O problema da Justiça acabou se transformando numa verdadeira batalha campal das corporações que a compõem: Magistratura versus Ministério Público.
Na Ordem Social, a mais importante vitória foi a da burocracia das corporações sindicais patronais e de trabalhadores, mantendo a unicidade e o imposto sindical, herdados do fascismo corporativista.
Na Ordem Econômica, os tradicionais cartórios empresariais, escondidos sob a bandeira do “interesse nacional” mobilizaram competentemente suas bancadas para que seus interesses lá fossem inseridos. E assim por diante, até chegarmos à famigerada Disposição Transitória que na verdade deveria regulamentar a transitoriedade de pontos no texto constitucional mas que acabou sendo palco, tanto no projeto da Sistematização como no projeto do Centrão, das mais estapafúrdias pretensões do “queromeísmo”, ou da República do “Quero o Meu”, com vários interesses corporativos ali inseridos.
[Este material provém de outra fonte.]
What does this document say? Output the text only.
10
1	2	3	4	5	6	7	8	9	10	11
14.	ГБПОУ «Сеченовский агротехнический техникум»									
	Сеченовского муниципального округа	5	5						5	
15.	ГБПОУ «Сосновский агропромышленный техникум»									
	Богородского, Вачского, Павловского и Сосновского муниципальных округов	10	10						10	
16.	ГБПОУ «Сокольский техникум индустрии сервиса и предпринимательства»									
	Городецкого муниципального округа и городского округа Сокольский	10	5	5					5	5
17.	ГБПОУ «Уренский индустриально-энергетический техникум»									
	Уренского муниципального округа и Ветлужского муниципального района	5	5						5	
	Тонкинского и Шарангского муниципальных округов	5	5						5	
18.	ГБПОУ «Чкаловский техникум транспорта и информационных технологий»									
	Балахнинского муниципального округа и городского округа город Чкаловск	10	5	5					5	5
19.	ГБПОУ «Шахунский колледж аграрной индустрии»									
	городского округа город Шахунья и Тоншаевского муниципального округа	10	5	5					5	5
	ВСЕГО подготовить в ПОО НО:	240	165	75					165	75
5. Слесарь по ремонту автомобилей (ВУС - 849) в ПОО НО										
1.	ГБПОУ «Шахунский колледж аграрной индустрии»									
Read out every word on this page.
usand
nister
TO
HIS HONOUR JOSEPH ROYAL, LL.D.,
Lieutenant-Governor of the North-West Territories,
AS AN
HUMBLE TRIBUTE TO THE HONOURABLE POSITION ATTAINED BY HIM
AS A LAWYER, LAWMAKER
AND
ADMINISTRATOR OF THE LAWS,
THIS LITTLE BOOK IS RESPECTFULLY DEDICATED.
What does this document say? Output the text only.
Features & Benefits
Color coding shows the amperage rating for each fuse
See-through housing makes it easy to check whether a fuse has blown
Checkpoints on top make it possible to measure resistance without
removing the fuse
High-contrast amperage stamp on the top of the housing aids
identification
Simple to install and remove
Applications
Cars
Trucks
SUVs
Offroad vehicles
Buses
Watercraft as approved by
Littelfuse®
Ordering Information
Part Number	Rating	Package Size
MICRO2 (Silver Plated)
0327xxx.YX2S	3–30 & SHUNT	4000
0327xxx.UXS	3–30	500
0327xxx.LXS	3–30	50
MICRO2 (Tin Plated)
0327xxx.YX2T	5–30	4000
Portanto, os dois textos são resultado das mesmas pressões. E estão eivados dos mesmos vícios. Um deles teria que ser aprovado em bloco, sem prejuízo das emendas e destaques. Vários constituintes, de várias facções, estão atentos aos abusos existentes em ambos os textos, pois a matéria que foi destacada não permanece a não ser por 280 votos positivos.
O artigo do sr. Jorge Caldeira, que não esclarece esses pontos fundamentais, só pode ser recebido como uma agressão gratuita de um repórter que deveria ser mais preciso na explicitação dos fatos e mais isento como profissional.
Publicado na Folha de S.Paulo em 09/06/88.